We come next in our hierarchy of extinctions to the death of our civilization. The first question to ask here is: Just what constitutes “our civilization?” For sure, many of us lament the loss of things from our past that had great meaning to us – and many believe that forthcoming losses may include things like literacy (disappearance of printed artifacts), maybe also older towns, buildings, former ways of life. New construction, representing a “civilization” in the making, seems more a rejection of old norms than any promising new ones. Yet we know that libraries can preserve digital content as easily as the paper of books, magazines, and newspapers (better, in fact). But do we have any collective enthusiasm for such preservation? Or are we so enmeshed in the quotidian world of digital media, vertical videos and games, that we lose interest in those artifacts of a previous “civilization?” I believe a clear understanding of history, in the long run, leaves us with a more optimistic prognosis for civilization – old ones are merely replaced by new ones. Civilization is the story of continual progress of the species. One is replaced by another … ad infinitum (at least until those cosmological events mentioned above present themselves). Forever evolving.

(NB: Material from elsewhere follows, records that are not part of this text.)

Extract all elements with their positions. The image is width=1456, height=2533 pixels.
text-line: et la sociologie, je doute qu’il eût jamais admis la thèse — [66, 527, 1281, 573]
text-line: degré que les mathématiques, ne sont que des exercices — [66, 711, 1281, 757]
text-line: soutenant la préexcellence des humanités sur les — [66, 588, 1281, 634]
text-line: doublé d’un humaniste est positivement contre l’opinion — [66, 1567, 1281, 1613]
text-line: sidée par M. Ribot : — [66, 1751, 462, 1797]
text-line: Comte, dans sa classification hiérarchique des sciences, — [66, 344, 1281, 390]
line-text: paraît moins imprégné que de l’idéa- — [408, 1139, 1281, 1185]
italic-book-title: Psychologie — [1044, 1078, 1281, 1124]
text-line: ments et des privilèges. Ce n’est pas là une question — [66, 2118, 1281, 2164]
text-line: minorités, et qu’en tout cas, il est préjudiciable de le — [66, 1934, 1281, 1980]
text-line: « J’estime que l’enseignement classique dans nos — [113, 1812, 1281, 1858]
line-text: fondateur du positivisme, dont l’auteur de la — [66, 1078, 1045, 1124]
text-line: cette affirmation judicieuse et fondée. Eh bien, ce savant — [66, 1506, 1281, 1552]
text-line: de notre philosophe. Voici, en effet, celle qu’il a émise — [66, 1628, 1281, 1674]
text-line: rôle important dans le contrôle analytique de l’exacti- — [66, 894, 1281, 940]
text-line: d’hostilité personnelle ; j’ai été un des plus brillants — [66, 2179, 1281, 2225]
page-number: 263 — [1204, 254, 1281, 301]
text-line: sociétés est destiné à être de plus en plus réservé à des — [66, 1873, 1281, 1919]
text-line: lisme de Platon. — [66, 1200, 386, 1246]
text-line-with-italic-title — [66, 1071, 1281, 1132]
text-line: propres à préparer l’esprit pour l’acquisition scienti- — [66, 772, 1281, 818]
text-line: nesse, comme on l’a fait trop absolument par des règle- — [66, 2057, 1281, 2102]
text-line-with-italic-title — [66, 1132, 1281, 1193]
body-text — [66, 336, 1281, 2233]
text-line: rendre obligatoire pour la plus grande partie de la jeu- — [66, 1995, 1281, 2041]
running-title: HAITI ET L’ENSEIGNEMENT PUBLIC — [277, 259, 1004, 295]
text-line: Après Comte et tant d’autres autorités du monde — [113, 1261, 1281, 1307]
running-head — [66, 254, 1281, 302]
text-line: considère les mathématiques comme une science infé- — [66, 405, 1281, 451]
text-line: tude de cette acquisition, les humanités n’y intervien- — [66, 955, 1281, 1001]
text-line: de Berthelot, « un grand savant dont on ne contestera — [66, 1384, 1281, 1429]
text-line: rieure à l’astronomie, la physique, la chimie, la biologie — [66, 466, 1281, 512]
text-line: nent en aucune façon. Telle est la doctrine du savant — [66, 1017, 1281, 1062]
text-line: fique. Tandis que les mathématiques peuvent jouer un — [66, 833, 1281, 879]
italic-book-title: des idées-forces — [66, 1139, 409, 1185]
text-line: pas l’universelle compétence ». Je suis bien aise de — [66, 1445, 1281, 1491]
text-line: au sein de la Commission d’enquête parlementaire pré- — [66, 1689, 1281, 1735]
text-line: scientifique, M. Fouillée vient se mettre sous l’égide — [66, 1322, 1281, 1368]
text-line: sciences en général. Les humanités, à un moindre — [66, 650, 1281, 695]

Related to civilizations, but smaller, are things like “American” society and culture, and even smaller, my own subculture, or tribe.  Provincially oriented people tend to see American society as synonymous with Western Civilization – it is not: it is both limited by geography and by history. Only those who have attained citizenship in the USA, we are told, can truly call themselves “American.” In times past, we have been more inclusive in this definition – conferring that same status to documented legal immigrants as well. But then, more than 150 years ago, even those born here, of parents born here, might have been slaves – not citizens. So, we should be careful who we consider Americans.  The definition has changed over time – as it did for the Roman Republic 2000 years ago, and its successor Empire, when “barbarians” were eventually welcomed into society as citizens. This is when the Empire fell, we were told. Tribes had their own languages and customs, their own heritage. That heritage, tribal though it was, did not die when the tribe became assimilated into a cosmopolitan empire – only the isolation of the tribe died. The same can be said for Chinese civilization, as it transformed with Mongol invasions, new imperial dynasties, and even Republican revolutions … then communism! Cultures do not die with assimilation. They change. A Lingua Franca does not kill the languages of different tribes – look at the Habsburg Empire of 18th – 19th century central Europe. Those languages and cultures all survived the death of the Empire in the early 20th century. The same can be said for the Ottoman Empire. I am convinced that any “decline” of America in relation to the rest of the world will not signal the end of any culture. Perhaps certain symbols of hegemony will become obsolete, like our currency or our Navy, and certainly some modes of thinking about politics and the rights of individuals vis-a-vis the state may be subject to change (look at China). But that is different – the end of liberalism is not the death of a civilization, but of an intellectual construct not more than 400 years old (at most). And as we develop in the future, our civilization, as well as the thriving of our species, is bound to come up with new paradigms – not repetitions of older models.

I know that I am mortal – don’t know how mortal, of course. Ultimately, I must live each day as it comes, as we all do, and keep writing and relating my thoughts as I think them – so long as I am able. I believe history supports this position for those larger constructs as much as for my own biological existence. The body dies and decays, its thoughts (consciousness?) do not necessarily perish with it.